In praise of too much sport
The hockey game made me think of Kemba Walker, and that's why I'm broken
Thursday night/Friday morning, the Florida Panthers and Carolina Hurricanes played a hockey game deep into the recesses of the night. If you were normal and well-adjusted, you were both in bed by the time Matthew Tkachuk netted the game-winner and deeply unconcerned about What It All Meant, aside from the fact that another South Florida professional sports team was running amok over a much higher-seeded team with a spot in the championship at stake.

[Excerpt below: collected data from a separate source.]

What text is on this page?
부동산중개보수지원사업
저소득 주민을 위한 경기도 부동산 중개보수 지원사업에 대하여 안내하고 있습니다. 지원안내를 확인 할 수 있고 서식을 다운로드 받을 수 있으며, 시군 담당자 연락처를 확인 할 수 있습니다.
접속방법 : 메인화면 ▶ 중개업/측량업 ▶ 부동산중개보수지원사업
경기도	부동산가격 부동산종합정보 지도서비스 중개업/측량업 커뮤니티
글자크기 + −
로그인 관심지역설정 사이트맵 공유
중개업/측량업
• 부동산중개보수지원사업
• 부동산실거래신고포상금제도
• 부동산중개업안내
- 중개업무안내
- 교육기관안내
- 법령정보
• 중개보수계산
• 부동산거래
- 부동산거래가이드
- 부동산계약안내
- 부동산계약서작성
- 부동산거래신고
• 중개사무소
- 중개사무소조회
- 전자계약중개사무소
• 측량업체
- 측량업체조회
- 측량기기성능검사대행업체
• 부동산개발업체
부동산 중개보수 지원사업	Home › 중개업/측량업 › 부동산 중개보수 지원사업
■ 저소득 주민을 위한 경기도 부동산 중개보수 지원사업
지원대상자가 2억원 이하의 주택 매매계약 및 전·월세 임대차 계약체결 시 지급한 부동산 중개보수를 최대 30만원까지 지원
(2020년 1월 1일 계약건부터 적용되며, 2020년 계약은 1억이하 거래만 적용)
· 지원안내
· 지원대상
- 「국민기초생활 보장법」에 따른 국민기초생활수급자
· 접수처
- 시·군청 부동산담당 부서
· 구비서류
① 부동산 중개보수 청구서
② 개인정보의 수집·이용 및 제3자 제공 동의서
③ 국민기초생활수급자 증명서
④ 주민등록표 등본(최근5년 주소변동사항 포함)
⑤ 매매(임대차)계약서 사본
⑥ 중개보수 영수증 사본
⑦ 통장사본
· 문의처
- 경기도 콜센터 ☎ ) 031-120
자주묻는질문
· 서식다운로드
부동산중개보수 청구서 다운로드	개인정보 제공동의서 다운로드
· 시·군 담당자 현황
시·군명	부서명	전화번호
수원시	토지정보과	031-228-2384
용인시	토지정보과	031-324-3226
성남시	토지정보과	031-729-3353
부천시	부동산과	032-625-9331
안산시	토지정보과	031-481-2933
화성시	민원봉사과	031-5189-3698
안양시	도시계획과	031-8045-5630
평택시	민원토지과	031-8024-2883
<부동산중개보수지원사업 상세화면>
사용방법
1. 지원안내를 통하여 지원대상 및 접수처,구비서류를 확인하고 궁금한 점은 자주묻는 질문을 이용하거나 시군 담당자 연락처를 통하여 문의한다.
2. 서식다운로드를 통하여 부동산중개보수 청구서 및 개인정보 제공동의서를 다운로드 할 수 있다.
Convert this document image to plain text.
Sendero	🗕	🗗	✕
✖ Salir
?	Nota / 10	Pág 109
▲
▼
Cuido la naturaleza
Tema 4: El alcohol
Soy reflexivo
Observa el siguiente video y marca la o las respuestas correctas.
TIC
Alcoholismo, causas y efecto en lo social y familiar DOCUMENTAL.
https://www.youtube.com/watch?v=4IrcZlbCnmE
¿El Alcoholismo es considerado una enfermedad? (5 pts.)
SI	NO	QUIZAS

Mostly, I remembered Eric Devendorf.
One of my most formidable sporting memories is of a contest I didn’t even see in regulation beyond the last few minutes and scarcely cared about even when seeing it on that night’s dance card, until it turned into the battle of wills I will measure every game by for likely the rest of my natural-born life.
March 12, 2009. Syracuse 127, UConn 117 in six overtimes at Madison Square Garden in the Big East Tournament Quarterfinals. Here’s the entire game, before YouTube takes it down.
Somehow or another, that had been a College Night at the Nashville Predators game—my then-girlfriend and now-wife had accompanied me from Clarksville for cheap nosebleed seats and domestic beer and, because we were the kind of poor that only college-aged kids can fathom, we eschewed the bar scene on Broadway and requisite cover charges to return to Clarksville and more pilsner-shaped serenity at my fraternity house BECAUSE I KNOW HOW TO CHARM A LADY.
I do not remember the details of what was happening when we came in, only that we had beer and saw a few people crowded around a television watching basketball, a habit that I (obviously) haven’t kicked to this day. We watched as Devendorf hit what he thought was the game-winner, only to have it waved off by officials in what was still the early days of instant replay, when all shots at the end of the half were reviewable, and was deemed a hair late.